Sheriff stoppt Räumungen

Erschöpft und enttäuscht von einem weiteren ergebnislosen Tag auf Wohnungssuche, kommt Janice Johnson abends in die Notunterkunft, Schlafanzüge für ihre drei Jüngsten in der Hand. Die Midnight Mission ist ihre letzte Zuflucht. Die Mietwohnung im Süden von Los Angeles, in der sie jahrelang lebte, musste sie räumen, als eine Bank das Haus übernahm. "Ich will nicht auf der Straße leben", sagt die alleinerziehende Mutter, die Sozialhilfe bezieht. "Ich versuche alles, damit die Kinder weiter zur Schule gehen. So obdachlos, wie wir jetzt leben, kriege ich immer Anrufe, dass mein Achtjähriger im Unterricht einschläft."
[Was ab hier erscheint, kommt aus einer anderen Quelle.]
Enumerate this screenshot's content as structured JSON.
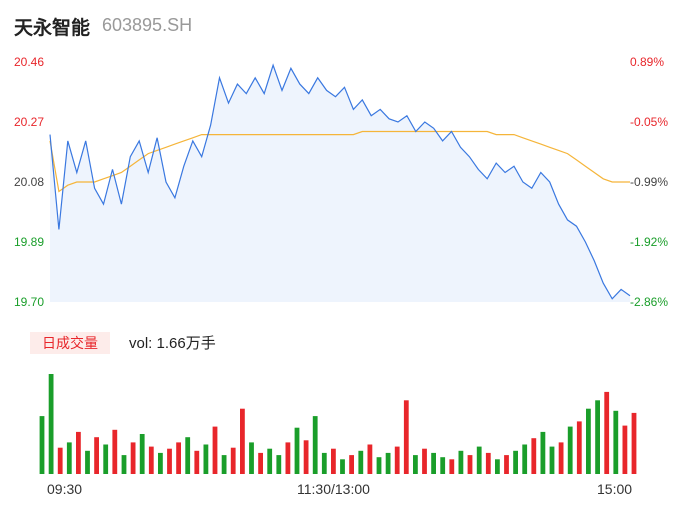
{
  "header": {
    "stock_name": "天永智能",
    "stock_code": "603895.SH"
  },
  "price_axis": {
    "left_ticks": [
      "20.46",
      "20.27",
      "20.08",
      "19.89",
      "19.70"
    ],
    "right_ticks": [
      "0.89%",
      "-0.05%",
      "-0.99%",
      "-1.92%",
      "-2.86%"
    ],
    "min": 19.7,
    "max": 20.46
  },
  "volume_panel": {
    "tab_label": "日成交量",
    "vol_text": "vol: 1.66万手"
  },
  "time_axis": [
    "09:30",
    "11:30/13:00",
    "15:00"
  ],
  "colors": {
    "price_line": "#3a78e0",
    "avg_line": "#f5b53a",
    "up": "#e8262b",
    "down": "#1a9e2a",
    "area_fill": "#eef4fd"
  },
  "chart_data": {
    "type": "line",
    "x_ticks": [
      "09:30",
      "11:30/13:00",
      "15:00"
    ],
    "ylim": [
      19.7,
      20.46
    ],
    "series": [
      {
        "values": [
          20.23,
          19.93,
          20.21,
          20.11,
          20.21,
          20.06,
          20.01,
          20.12,
          20.01,
          20.16,
          20.21,
          20.11,
          20.22,
          20.08,
          20.03,
          20.13,
          20.21,
          20.16,
          20.26,
          20.41,
          20.33,
          20.39,
          20.36,
          20.41,
          20.36,
          20.45,
          20.37,
          20.44,
          20.39,
          20.36,
          20.41,
          20.37,
          20.35,
          20.38,
          20.31,
          20.34,
          20.29,
          20.31,
          20.28,
          20.27,
          20.29,
          20.24,
          20.27,
          20.25,
          20.21,
          20.24,
          20.19,
          20.16,
          20.12,
          20.09,
          20.14,
          20.11,
          20.13,
          20.08,
          20.06,
          20.11,
          20.08,
          20.01,
          19.96,
          19.94,
          19.89,
          19.83,
          19.76,
          19.71,
          19.74,
          19.72
        ]
      },
      {
        "values": [
          20.21,
          20.05,
          20.07,
          20.08,
          20.08,
          20.08,
          20.09,
          20.1,
          20.11,
          20.13,
          20.15,
          20.17,
          20.18,
          20.19,
          20.2,
          20.21,
          20.22,
          20.23,
          20.23,
          20.23,
          20.23,
          20.23,
          20.23,
          20.23,
          20.23,
          20.23,
          20.23,
          20.23,
          20.23,
          20.23,
          20.23,
          20.23,
          20.23,
          20.23,
          20.23,
          20.24,
          20.24,
          20.24,
          20.24,
          20.24,
          20.24,
          20.24,
          20.24,
          20.24,
          20.24,
          20.24,
          20.24,
          20.24,
          20.24,
          20.24,
          20.23,
          20.23,
          20.23,
          20.22,
          20.21,
          20.2,
          20.19,
          20.18,
          20.17,
          20.15,
          20.13,
          20.11,
          20.09,
          20.08,
          20.08,
          20.08
        ]
      }
    ],
    "volume": [
      55,
      95,
      25,
      30,
      40,
      22,
      35,
      28,
      42,
      18,
      30,
      38,
      26,
      20,
      24,
      30,
      35,
      22,
      28,
      45,
      18,
      25,
      62,
      30,
      20,
      24,
      18,
      30,
      44,
      32,
      55,
      20,
      24,
      14,
      18,
      22,
      28,
      16,
      20,
      26,
      70,
      18,
      24,
      20,
      16,
      14,
      22,
      18,
      26,
      20,
      14,
      18,
      22,
      28,
      34,
      40,
      26,
      30,
      45,
      50,
      62,
      70,
      78,
      60,
      46,
      58
    ],
    "volume_direction": [
      "down",
      "down",
      "up",
      "down",
      "up",
      "down",
      "up",
      "down",
      "up",
      "down",
      "up",
      "down",
      "up",
      "down",
      "up",
      "up",
      "down",
      "up",
      "down",
      "up",
      "down",
      "up",
      "up",
      "down",
      "up",
      "down",
      "down",
      "up",
      "down",
      "up",
      "down",
      "down",
      "up",
      "down",
      "up",
      "down",
      "up",
      "down",
      "down",
      "up",
      "up",
      "down",
      "up",
      "down",
      "down",
      "up",
      "down",
      "up",
      "down",
      "up",
      "down",
      "up",
      "down",
      "down",
      "up",
      "down",
      "down",
      "up",
      "down",
      "up",
      "down",
      "down",
      "up",
      "down",
      "up",
      "up"
    ]
  }
}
Überall in den USA ringen die Städte mit demselben Problem. In Chicago hat sich die Zahl der Räumungen nach Zwangsvollstreckungen in den vergangenen beiden Jahren verdreifacht, auf mehr als 4500 im vorigen Jahr. Der Sheriff von Cook County, Thomas Dart, verlangt jetzt von den Banken eine viermonatige Kündigungsfrist. Voriges Jahr stoppte er Zwangsräumungen, als er sah, wie Mieter umstandslos vor die Tür gesetzt wurden.